Bearing this cultural barrier to seeking and getting help in mind, some colleges and universities are bringing resources into their guidance counseling programs that reach out specifically to students of different cultural backgrounds.
At an institution such as University of California, Irvine, where more than half of the student population is Asian American, programs such as CARE are particularly helpful. Among other services, it offers a “Building Better Relationships” workshop, which has attracted students from varying cultural backgrounds.
“Services are designed with the idea in mind that it’s not always comfortable to seek counseling for all students,” Mount said. “The Workshop series is something our students have been much more comfortable in joining.”
But therapy is neither a cure nor treatment for relationship abuse victims.
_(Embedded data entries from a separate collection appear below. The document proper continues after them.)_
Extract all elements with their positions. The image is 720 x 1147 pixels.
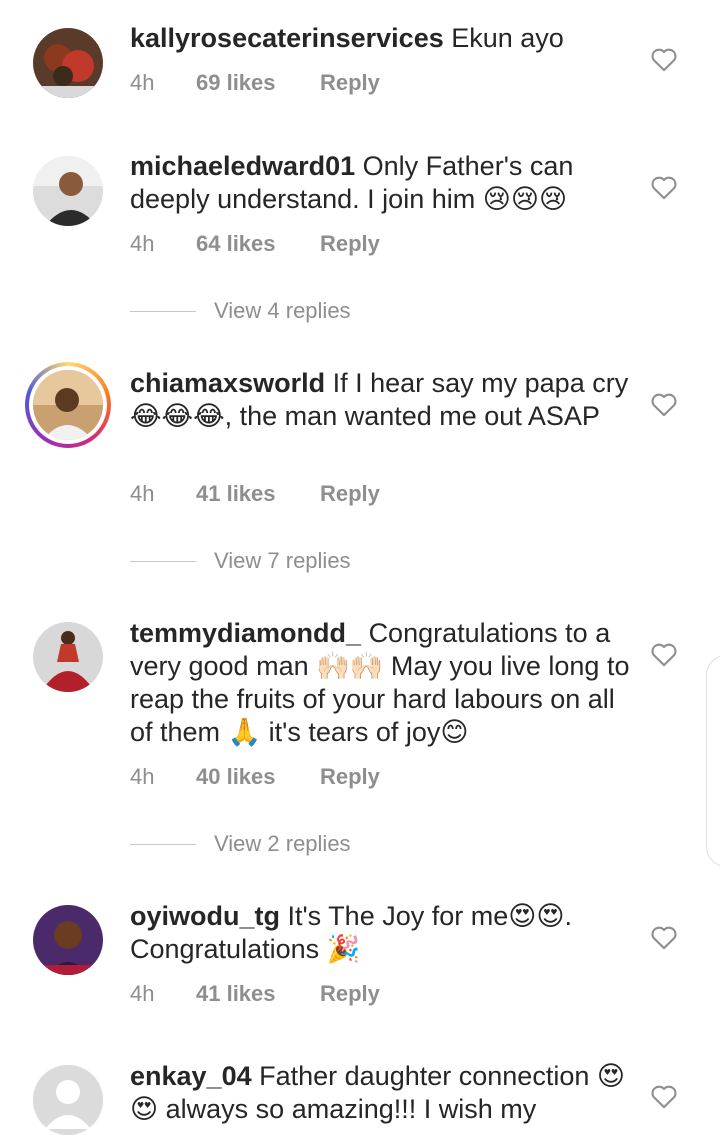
comment-text: temmydiamondd_ Congratulations to a very…: [130, 617, 630, 749]
comment-text: kallyrosecaterinservices Ekun ayo: [130, 22, 630, 55]
avatar[interactable]: [33, 28, 103, 98]
comment-username[interactable]: chiamaxsworld: [130, 368, 325, 398]
comment-likes[interactable]: 69 likes: [196, 70, 320, 96]
view-replies-button[interactable]: View 4 replies: [130, 298, 351, 324]
view-replies-button[interactable]: View 2 replies: [130, 831, 351, 857]
view-replies-label[interactable]: View 7 replies: [214, 548, 351, 574]
comment-text: chiamaxsworld If I hear say my papa cry😂…: [130, 367, 630, 433]
view-replies-divider: [130, 310, 196, 312]
comment-meta: 4h 64 likes Reply: [130, 231, 380, 257]
comment-username[interactable]: kallyrosecaterinservices: [130, 23, 444, 53]
view-replies-divider: [130, 560, 196, 562]
heart-icon[interactable]: [650, 174, 678, 200]
comment-likes[interactable]: 40 likes: [196, 764, 320, 790]
comment-text: enkay_04 Father daughter connection 😍😍 a…: [130, 1060, 630, 1126]
comment-meta: 4h 41 likes Reply: [130, 981, 380, 1007]
reply-button[interactable]: Reply: [320, 231, 380, 257]
view-replies-divider: [130, 843, 196, 845]
comment-meta: 4h 41 likes Reply: [130, 481, 380, 507]
reply-button[interactable]: Reply: [320, 981, 380, 1007]
comment-username[interactable]: oyiwodu_tg: [130, 901, 280, 931]
reply-button[interactable]: Reply: [320, 481, 380, 507]
heart-icon[interactable]: [650, 391, 678, 417]
heart-icon[interactable]: [650, 924, 678, 950]
avatar[interactable]: [33, 905, 103, 975]
comment-username[interactable]: temmydiamondd_: [130, 618, 361, 648]
comment-text: oyiwodu_tg It's The Joy for me😍😍. Congra…: [130, 900, 630, 966]
heart-icon[interactable]: [650, 1083, 678, 1109]
comment-time: 4h: [130, 231, 155, 256]
comment-likes[interactable]: 64 likes: [196, 231, 320, 257]
avatar[interactable]: [33, 156, 103, 226]
heart-icon[interactable]: [650, 641, 678, 667]
comment-meta: 4h 40 likes Reply: [130, 764, 380, 790]
heart-icon[interactable]: [650, 46, 678, 72]
view-replies-button[interactable]: View 7 replies: [130, 548, 351, 574]
avatar[interactable]: [33, 1065, 103, 1135]
comment-body: Ekun ayo: [451, 23, 564, 53]
view-replies-label[interactable]: View 2 replies: [214, 831, 351, 857]
comment-username[interactable]: michaeledward01: [130, 151, 355, 181]
comment-meta: 4h 69 likes Reply: [130, 70, 380, 96]
comment-text: michaeledward01 Only Father's can deeply…: [130, 150, 630, 216]
reply-button[interactable]: Reply: [320, 70, 380, 96]
comment-username[interactable]: enkay_04: [130, 1061, 252, 1091]
comment-time: 4h: [130, 981, 155, 1006]
edge-panel-handle[interactable]: [706, 655, 720, 867]
comment-time: 4h: [130, 481, 155, 506]
comment-time: 4h: [130, 764, 155, 789]
view-replies-label[interactable]: View 4 replies: [214, 298, 351, 324]
story-ring[interactable]: [25, 362, 111, 448]
comment-likes[interactable]: 41 likes: [196, 481, 320, 507]
comment-time: 4h: [130, 70, 155, 95]
avatar[interactable]: [33, 622, 103, 692]
avatar[interactable]: [33, 370, 103, 440]
comment-likes[interactable]: 41 likes: [196, 981, 320, 1007]
reply-button[interactable]: Reply: [320, 764, 380, 790]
Rather, it is a way for victims to start the healing process—as difficult as that may be.
April has been attending therapy sessions through her university for nearly a year and half., but when her therapist first explained and introduced her to a women’s empowerment group, April said, “I was so shocked, I just ran from it.” She didn’t think she would become a victim—of anything.
While April’s mother opposed her decision to go to therapy, because it wasn’t “normal,” April stressed that she needed help, and the two now have an understanding: “Staying at school late” means going to a therapy session.
“Healing is something you have to do yourself,” April said. “But therapy is definitely a tool for getting you to your goals. You know you are okay as long as you can keep breathing.”
Alternatively, Tammy’s daughter became her inspiration for speaking out against the abuse she was experiencing and seeking help from her family. “I watched her grow and then decided this wasn’t the life I wanted for her or myself,” Tammy said. And though she had lived with her husband for two years, she’s been breathing more easily since she moved back to her mother’s house. The couple divorced a year after she moved out.
If you’re experiencing relationship abuse, Mochi has compiled a number of resources you can reach out to. Among the first steps some women take to heal is calling a hotline, where they can talk about how they are feeling confidentially or seeking community resources that offer counseling.
April emphasizes for women coping with relationship abuse: “You can live without him. You know yourself better than he does, and you don’t need him to make you happy.”
And to those recovering, she says, “Only you can change this from a nightmare to a happy ending. You can let him keep making your life miserable or you can move onto bigger and better things, but they’re only going to come if you try.”
Or if you have friends who may be experiencing relationship abuse and you want to help, Mount recommends talking about concerns, friend-to-friend, in a safe environment.
“Directly acknowledge what is observed first. ‘How’ questions are [also] very good,” Mount suggested. “Ask, ‘How can I be there for you? How can I help you? How can I support you?’”
Creating this safe place to talk is an important element in encouraging discussion. “Validate friendship and the power in that person,” Mount said. “Identify what are that person’s strengths, so she doesn’t feel stigmatized, but acknowledge that she’s a whole person.”